Ana Clara foi internada no dia 15 de janeiro de 2026 no Hospital da Unimed de Jundiaí para a realização de uma cirurgia de retirada das amígdalas e da adenoide. No entanto, durante o procedimento, a criança apresentou complicações, precisando ser entubada por três vezes. Em razão da gravidade do quadro, ela foi transferida para a UTI infantil do Hospital Santa Elisa, onde permaneceu internada até o seu falecimento.
No dia 20 de janeiro de 2026, o pai da criança, Éder Henrique de Santana, compareceu ao hospital para solicitar oficialmente o prontuário médico da filha. Na ocasião, foi informado de que o prazo para a entrega do documento seria de até 40 dias.
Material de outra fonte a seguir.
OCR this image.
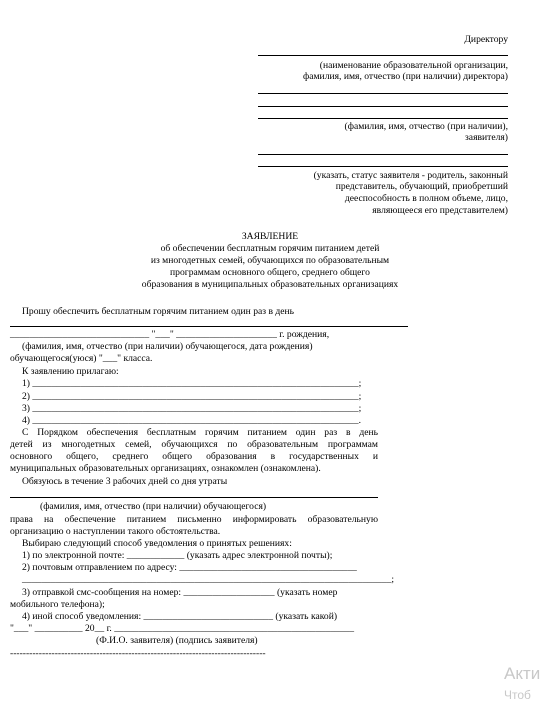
Директору
(наименование образовательной организации,
фамилия, имя, отчество (при наличии) директора)
(фамилия, имя, отчество (при наличии),
заявителя)
(указать, статус заявителя - родитель, законный
представитель, обучающий, приобретший
дееспособность в полном объеме, лицо,
являющееся его представителем)
ЗАЯВЛЕНИЕ
об обеспечении бесплатным горячим питанием детей
из многодетных семей, обучающихся по образовательным
программам основного общего, среднего общего
образования в муниципальных образовательных организациях
Прошу обеспечить бесплатным горячим питанием один раз в день
_____________________________ "___" _____________________ г. рождения,
(фамилия, имя, отчество (при наличии) обучающегося, дата рождения)
обучающегося(уюся) "___" класса.
К заявлению прилагаю:
1) ____________________________________________________________________;
2) ____________________________________________________________________;
3) ____________________________________________________________________;
4) ____________________________________________________________________.
С Порядком обеспечения бесплатным горячим питанием один раз в день
детей из многодетных семей, обучающихся по образовательным программам
основного общего, среднего общего образования в государственных и
муниципальных образовательных организациях, ознакомлен (ознакомлена).
Обязуюсь в течение 3 рабочих дней со дня утраты
(фамилия, имя, отчество (при наличии) обучающегося)
права на обеспечение питанием письменно информировать образовательную
организацию о наступлении такого обстоятельства.
Выбираю следующий способ уведомления о принятых решениях:
1) по электронной почте: ____________ (указать адрес электронной почты);
2) почтовым отправлением по адресу: _____________________________________
_____________________________________________________________________________;
3) отправкой смс-сообщения на номер: ___________________ (указать номер
мобильного телефона);
4) иной способ уведомления: ___________________________ (указать какой)
"___" __________ 20__ г. __________________________________________________
(Ф.И.О. заявителя) (подпись заявителя)
--------------------------------------------------------------------------------
Акти
Чтоб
Diante do longo prazo, o pai questionou a demora, destacando que os fatos eram recentes, uma vez que a criança havia deixado o hospital no dia anterior, não havendo necessidade de busca em arquivos antigos.
A reportagem do JJ entrou em contato com o Hospital Santa Elisa e, segundo o departamento jurídico, é praxe o aviso de 40 dias, feito pela recepção, mas que o hospital iria entregar o prontuário ainda na tarde desta sexta-feira (23).
Segundo a presidente da Comissão de Direito Médico e de Saúde da OAB Jundiaí, Ana Paula Cosin, não há lei que determine o prazo específico para a entrega da cópia do prontuário médico ao paciente ou a seu representante legal. Por envolver direitos fundamentais à vida e à saúde, o prontuário deve ser disponibilizado imediatamente ou no menor tempo possível, sendo razoável, na prática, a observância do prazo de até 15 dias, conforme o artigo 19 da Lei Geral de Proteção de Dados (Lei nº 13.709/2018). O direito ao acesso ao prontuário — que inclui registros médicos, anotações e evoluções de enfermagem — é assegurado pelo artigo 88 do Código de Ética Médica e pela Resolução CFM nº 2.217/2018, que vedam a negativa de fornecimento da cópia ao paciente ou a seu representante legal, sendo recomendável a formalização do pedido por protocolo.
“As instituições de saúde têm o dever de guardar o prontuário médico por, no mínimo, 20 anos, contados do último registro. Enquanto o documento estiver arquivado, o paciente mantém pleno direito de acesso. A recusa ou demora injustificada no fornecimento do prontuário pode gerar responsabilização ética, civil e administrativa, aplicável a hospitais públicos e privados, não havendo distinção legal de prazos entre eles”, afirma.
O JJ enviou pedido formal de resposta ao Cremesp (Conselho Regional de Medicina do Estado de São Paulo) sobre a demora, mas até o momento não recebeu resposta.